RBD CYU 14

Consider the composite body (Pipe of mass $M$ + Rod of mass $m$). For the system to be in stable equilibrium on the rough inclined plane, the net torque about the combined center of mass $G$ must be zero.
The forces acting on the system are: 1. Total weight $(M+m)g$ acting vertically downwards through $G$. 2. The contact force from the ground at point $P$, which resolves into Normal force $N$ and Friction $f$.
For equilibrium, the line of action of the resultant contact force $R$ (vector sum of $N$ and $f$) must pass exactly through the center of mass $G$ to balance the torque produced by gravity.

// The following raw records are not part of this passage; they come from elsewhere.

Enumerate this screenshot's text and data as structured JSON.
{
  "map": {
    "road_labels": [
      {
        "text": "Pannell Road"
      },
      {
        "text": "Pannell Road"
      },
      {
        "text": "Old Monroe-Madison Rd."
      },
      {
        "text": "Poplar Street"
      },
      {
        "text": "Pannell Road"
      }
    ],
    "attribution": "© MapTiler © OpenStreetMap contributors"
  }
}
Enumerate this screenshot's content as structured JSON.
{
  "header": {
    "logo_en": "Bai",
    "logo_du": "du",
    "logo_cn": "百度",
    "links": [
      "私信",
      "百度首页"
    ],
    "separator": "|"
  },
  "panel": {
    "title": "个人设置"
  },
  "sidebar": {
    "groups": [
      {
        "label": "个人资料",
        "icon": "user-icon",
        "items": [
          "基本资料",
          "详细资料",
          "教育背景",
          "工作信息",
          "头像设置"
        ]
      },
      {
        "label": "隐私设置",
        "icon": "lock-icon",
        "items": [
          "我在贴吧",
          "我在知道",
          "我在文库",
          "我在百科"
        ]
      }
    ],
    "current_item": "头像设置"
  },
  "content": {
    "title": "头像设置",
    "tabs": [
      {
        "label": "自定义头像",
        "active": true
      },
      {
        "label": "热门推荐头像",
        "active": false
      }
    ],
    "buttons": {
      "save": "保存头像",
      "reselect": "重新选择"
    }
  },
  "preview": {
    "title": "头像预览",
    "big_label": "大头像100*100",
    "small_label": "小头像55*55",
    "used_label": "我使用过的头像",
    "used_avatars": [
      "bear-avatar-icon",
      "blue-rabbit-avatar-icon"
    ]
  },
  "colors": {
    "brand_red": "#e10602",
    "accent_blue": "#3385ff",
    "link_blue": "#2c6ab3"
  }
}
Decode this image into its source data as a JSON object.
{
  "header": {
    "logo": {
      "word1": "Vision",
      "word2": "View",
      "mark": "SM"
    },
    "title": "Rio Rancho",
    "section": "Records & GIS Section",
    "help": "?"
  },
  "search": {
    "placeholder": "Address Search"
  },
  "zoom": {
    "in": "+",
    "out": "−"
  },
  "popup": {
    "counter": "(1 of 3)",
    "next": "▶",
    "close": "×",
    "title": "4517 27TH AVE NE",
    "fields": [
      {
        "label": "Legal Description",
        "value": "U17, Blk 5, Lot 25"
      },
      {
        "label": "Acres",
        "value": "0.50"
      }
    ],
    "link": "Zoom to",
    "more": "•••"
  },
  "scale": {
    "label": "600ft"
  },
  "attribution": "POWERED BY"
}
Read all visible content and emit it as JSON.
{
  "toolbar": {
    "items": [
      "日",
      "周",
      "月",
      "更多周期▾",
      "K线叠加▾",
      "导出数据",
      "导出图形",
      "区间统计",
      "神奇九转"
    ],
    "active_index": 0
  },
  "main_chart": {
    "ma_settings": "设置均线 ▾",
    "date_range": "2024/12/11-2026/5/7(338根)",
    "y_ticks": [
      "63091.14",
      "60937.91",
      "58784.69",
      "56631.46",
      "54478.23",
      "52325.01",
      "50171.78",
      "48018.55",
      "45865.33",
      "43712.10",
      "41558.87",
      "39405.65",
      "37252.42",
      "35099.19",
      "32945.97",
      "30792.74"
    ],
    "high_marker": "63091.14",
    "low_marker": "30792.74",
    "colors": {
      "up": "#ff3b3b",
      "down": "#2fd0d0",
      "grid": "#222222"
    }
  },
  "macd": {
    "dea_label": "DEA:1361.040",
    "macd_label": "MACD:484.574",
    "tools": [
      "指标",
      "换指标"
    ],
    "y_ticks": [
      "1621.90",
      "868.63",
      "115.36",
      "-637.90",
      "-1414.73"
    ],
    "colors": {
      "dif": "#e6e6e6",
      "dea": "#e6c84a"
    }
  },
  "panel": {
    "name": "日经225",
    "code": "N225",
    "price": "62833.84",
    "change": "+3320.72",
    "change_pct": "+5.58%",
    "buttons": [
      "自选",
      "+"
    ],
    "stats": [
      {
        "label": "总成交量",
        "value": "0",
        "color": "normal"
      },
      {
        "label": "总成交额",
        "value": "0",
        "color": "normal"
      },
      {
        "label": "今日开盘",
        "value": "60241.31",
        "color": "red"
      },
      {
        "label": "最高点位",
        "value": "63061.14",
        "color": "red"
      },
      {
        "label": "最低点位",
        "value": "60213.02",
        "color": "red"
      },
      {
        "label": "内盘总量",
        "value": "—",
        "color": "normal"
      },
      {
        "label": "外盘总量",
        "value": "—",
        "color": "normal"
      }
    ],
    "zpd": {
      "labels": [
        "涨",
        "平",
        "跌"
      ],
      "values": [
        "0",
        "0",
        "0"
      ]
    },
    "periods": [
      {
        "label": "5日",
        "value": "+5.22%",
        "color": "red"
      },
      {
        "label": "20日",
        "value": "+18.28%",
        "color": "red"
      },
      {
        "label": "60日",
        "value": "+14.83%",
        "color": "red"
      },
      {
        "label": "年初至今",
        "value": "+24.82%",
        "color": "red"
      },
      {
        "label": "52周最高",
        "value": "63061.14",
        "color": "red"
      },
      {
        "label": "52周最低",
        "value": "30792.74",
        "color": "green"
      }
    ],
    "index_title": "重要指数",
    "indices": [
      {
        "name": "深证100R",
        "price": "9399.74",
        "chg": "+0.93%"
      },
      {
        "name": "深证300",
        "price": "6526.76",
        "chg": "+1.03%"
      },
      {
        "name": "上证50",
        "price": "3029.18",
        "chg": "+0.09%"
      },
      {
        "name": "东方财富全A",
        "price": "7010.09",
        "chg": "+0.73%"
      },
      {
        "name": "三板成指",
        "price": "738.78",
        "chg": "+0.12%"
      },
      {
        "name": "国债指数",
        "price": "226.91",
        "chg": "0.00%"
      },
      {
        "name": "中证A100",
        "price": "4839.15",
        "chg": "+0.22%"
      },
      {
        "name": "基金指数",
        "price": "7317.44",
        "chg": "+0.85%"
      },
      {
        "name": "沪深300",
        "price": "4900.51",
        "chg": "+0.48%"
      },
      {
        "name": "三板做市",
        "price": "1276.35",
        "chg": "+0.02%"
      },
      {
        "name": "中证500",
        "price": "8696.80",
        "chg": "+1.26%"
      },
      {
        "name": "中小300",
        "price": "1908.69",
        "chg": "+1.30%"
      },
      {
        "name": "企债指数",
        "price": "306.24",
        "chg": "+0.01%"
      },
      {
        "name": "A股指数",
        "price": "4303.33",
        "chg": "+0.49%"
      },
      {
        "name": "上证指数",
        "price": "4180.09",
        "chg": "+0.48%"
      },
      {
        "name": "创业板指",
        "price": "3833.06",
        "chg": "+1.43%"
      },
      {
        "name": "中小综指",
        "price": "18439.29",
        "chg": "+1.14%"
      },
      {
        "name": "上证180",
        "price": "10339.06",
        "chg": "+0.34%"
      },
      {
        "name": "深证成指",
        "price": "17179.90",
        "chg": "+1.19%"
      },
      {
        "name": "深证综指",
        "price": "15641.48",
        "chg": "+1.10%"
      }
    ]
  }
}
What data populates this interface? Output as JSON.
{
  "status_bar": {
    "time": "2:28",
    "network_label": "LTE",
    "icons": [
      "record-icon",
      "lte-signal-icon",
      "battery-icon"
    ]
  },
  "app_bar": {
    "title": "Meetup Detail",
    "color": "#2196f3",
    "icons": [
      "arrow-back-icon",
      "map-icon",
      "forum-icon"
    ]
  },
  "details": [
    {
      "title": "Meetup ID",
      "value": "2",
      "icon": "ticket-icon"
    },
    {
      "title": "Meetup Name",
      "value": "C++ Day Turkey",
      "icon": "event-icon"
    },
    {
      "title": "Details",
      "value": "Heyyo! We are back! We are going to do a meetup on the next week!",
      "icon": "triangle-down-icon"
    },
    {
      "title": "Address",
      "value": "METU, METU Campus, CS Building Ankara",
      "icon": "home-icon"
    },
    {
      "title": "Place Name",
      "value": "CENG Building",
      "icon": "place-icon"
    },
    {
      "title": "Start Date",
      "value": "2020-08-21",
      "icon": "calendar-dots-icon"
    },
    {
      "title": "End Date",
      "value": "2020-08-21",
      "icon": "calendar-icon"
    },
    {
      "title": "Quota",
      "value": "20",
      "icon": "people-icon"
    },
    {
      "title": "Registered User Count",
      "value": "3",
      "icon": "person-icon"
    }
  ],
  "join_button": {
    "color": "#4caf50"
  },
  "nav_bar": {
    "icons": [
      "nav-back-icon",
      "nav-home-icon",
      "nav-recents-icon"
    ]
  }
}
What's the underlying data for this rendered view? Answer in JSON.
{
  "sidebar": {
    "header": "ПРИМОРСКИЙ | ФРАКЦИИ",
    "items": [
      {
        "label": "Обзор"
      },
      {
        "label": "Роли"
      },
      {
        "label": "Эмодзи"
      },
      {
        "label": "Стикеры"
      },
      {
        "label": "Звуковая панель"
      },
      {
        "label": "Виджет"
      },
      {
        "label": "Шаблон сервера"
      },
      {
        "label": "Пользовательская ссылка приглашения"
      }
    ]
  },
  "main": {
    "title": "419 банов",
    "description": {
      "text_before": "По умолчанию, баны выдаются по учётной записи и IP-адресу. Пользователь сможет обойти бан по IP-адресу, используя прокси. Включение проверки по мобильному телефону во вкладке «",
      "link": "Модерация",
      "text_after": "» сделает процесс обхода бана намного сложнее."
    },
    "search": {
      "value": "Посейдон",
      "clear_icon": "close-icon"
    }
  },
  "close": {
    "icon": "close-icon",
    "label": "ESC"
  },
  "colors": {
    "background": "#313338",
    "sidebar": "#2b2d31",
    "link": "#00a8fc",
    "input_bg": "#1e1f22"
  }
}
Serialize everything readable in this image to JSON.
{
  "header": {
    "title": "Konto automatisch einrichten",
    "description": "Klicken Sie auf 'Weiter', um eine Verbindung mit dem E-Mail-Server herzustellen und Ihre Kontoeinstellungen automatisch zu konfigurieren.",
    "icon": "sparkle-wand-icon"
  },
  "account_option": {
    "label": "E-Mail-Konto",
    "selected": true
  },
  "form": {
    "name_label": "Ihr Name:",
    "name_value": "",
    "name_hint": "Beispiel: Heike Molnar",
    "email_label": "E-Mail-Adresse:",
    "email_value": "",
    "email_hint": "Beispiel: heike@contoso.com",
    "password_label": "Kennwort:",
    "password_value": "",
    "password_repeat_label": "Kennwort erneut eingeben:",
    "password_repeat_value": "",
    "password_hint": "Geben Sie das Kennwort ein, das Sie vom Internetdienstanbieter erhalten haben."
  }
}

From the geometry of the forces shown in the diagram: $$ \tan \theta = \frac{f}{N} $$ (Since $f$ balances the component of weight along the slope and $N$ balances the component perpendicular to it, the resultant $R$ is vertical).
The maximum angle $\theta_{max}$ corresponds to the limiting case where the center of mass $G$ is horizontally displaced as far as possible from the center $O$ while remaining vertically above the contact point $P$.
Let $r$ be the radius of the pipe. The distance of the combined center of mass $G$ from the geometric center $O$ is: $$ d_{OG} = \frac{m \cdot r + M \cdot 0}{M + m} = \frac{mr}{M + m} $$ In the right-angled triangle formed by the vertical line through $P$ and $G$, and the radius $OP$: $$ \sin \theta_{max} = \frac{d_{OG}}{r} = \frac{m}{M + m} $$ However, relating this to the coefficient of friction $\mu$: $$ \mu = \tan \theta_{max} $$

Using the trigonometric identity $\tan \theta = \frac{\sin \theta}{\sqrt{1 – \sin^2 \theta}}$: $$ \mu = \frac{\frac{m}{M+m}}{\sqrt{1 – \left(\frac{m}{M+m}\right)^2}} $$ $$ \mu = \frac{m}{\sqrt{(M+m)^2 – m^2}} $$ Simplifying the denominator: $$ (M+m)^2 – m^2 = M^2 + 2Mm + m^2 – m^2 = M(M + 2m) $$ Thus: $$ \mu \le \frac{m}{\sqrt{M(M + 2m)}} $$